The small-cell technology also answers practical problems. The traditional way of adding cellular network capacity is to do so-called cell-splitting. For example, if a given region is covered by 10 macro cells, carriers might aim to erect 10 more towers and then divide the area into 20 macro cells. But this can require costly real-estate investments and zoning battles. And from a technical perspective, it creates more radio interference at cell boundaries. By contrast, Alcatel-Lucent has engineered the light radio cube to coexist with the macro cell without interference.  
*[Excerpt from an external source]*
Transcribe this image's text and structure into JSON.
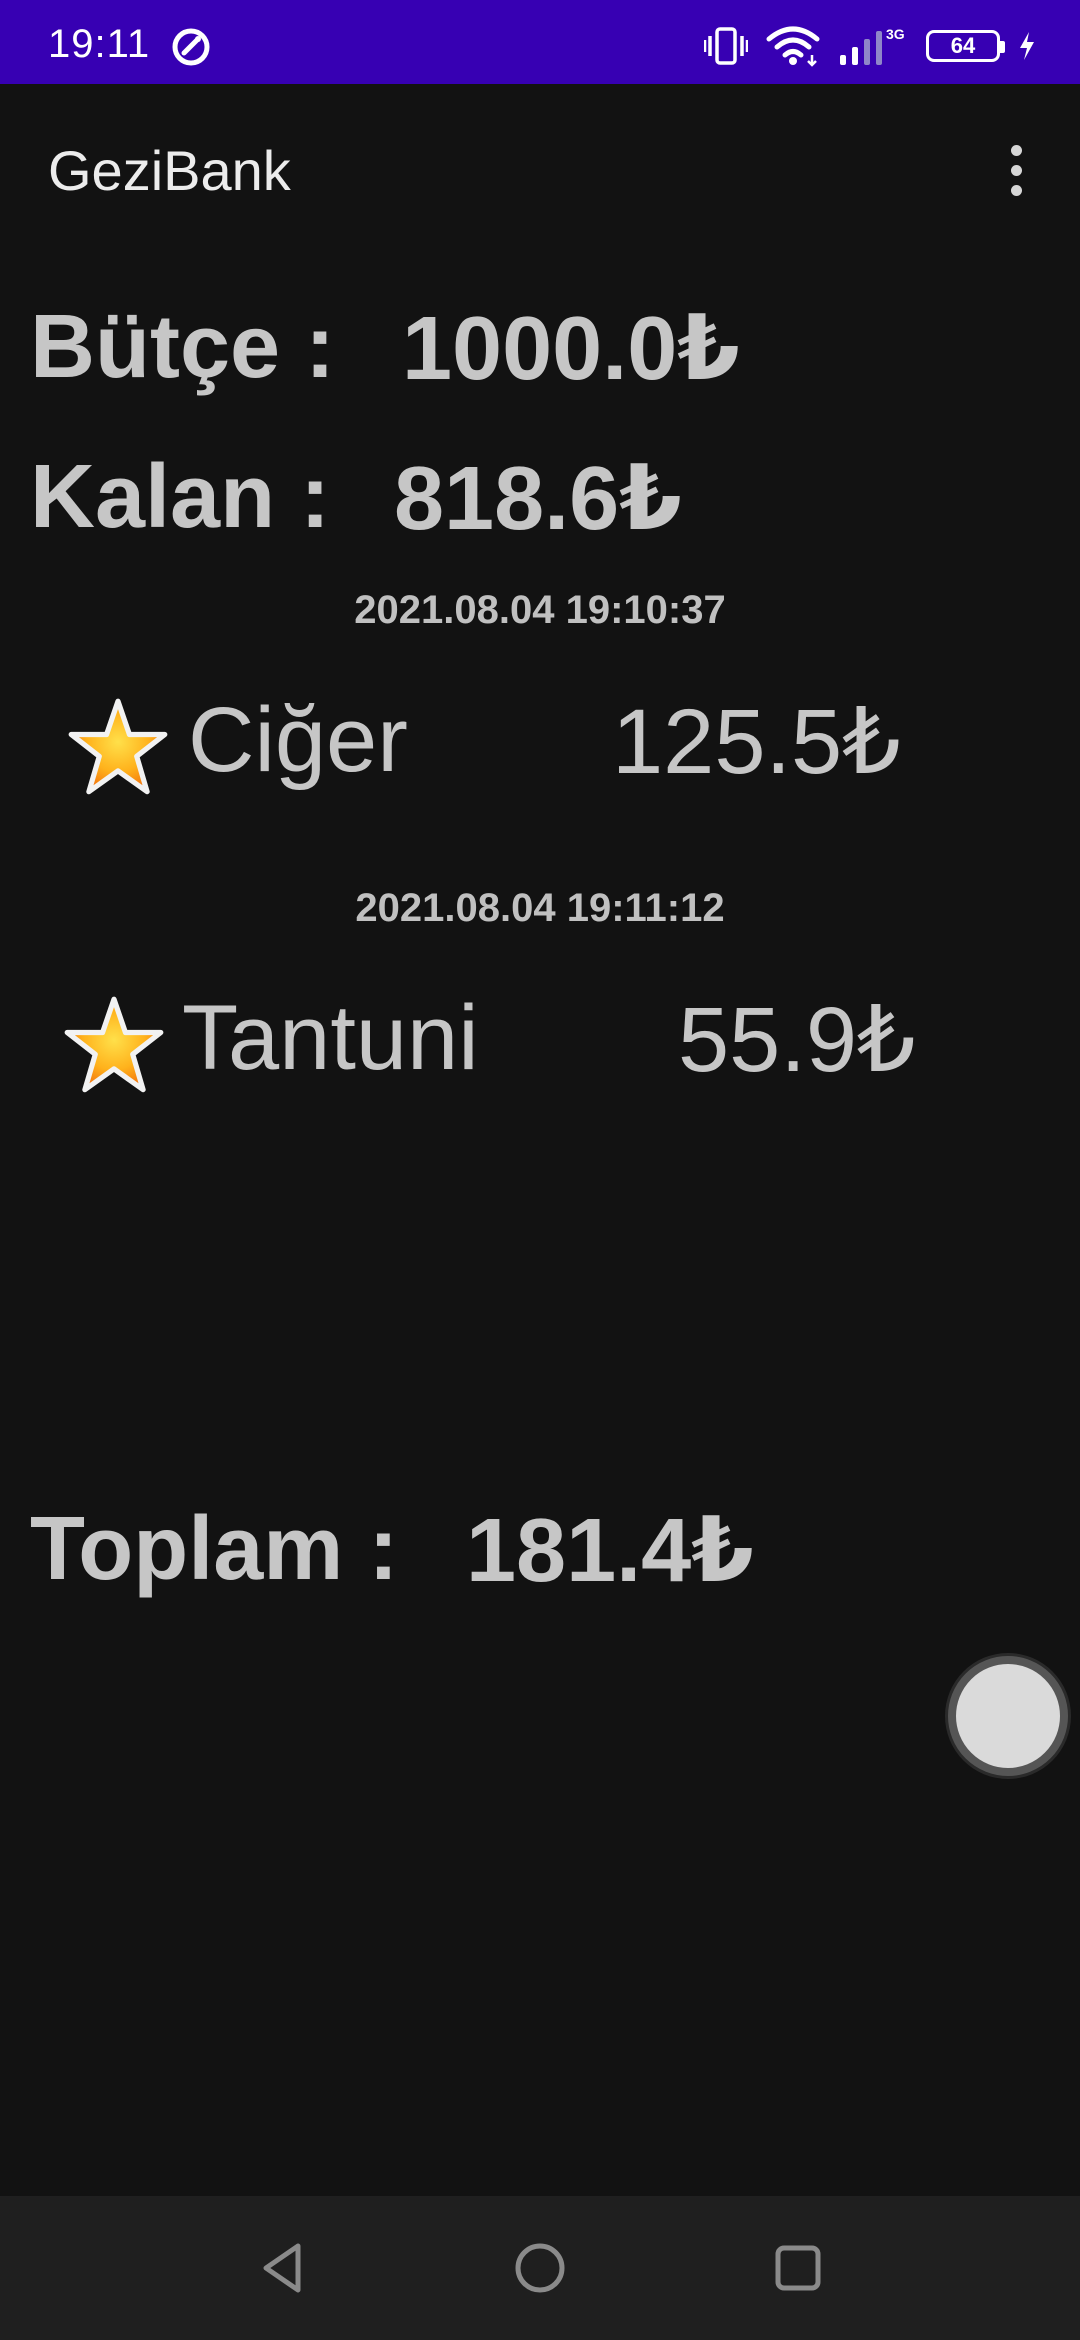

The proliferation of smart phones has rapidly put the industry on crisis footing. Lately, the carriers have begun implementing data throttling. AT&T has just instituted a change to its throttling policies, now saying customers with unlimited data plans in its 3G network will face throttling only if they download three gigabytes in one month.

Part of the answer to congestion will come from new TV spectrum that is expected to be auctioned in two years under a recent deal in Washington, D.C. But adding smaller cells, and managing them smartly, will be another key solution.

“The light radio cube should help in reducing congestion,” says Yingying Chen, a computer scientist who specializes in wireless networking at the Stevens Institute of Technology in Hoboken, New Jersey. “You need something that is being deployed other than new cell towers.”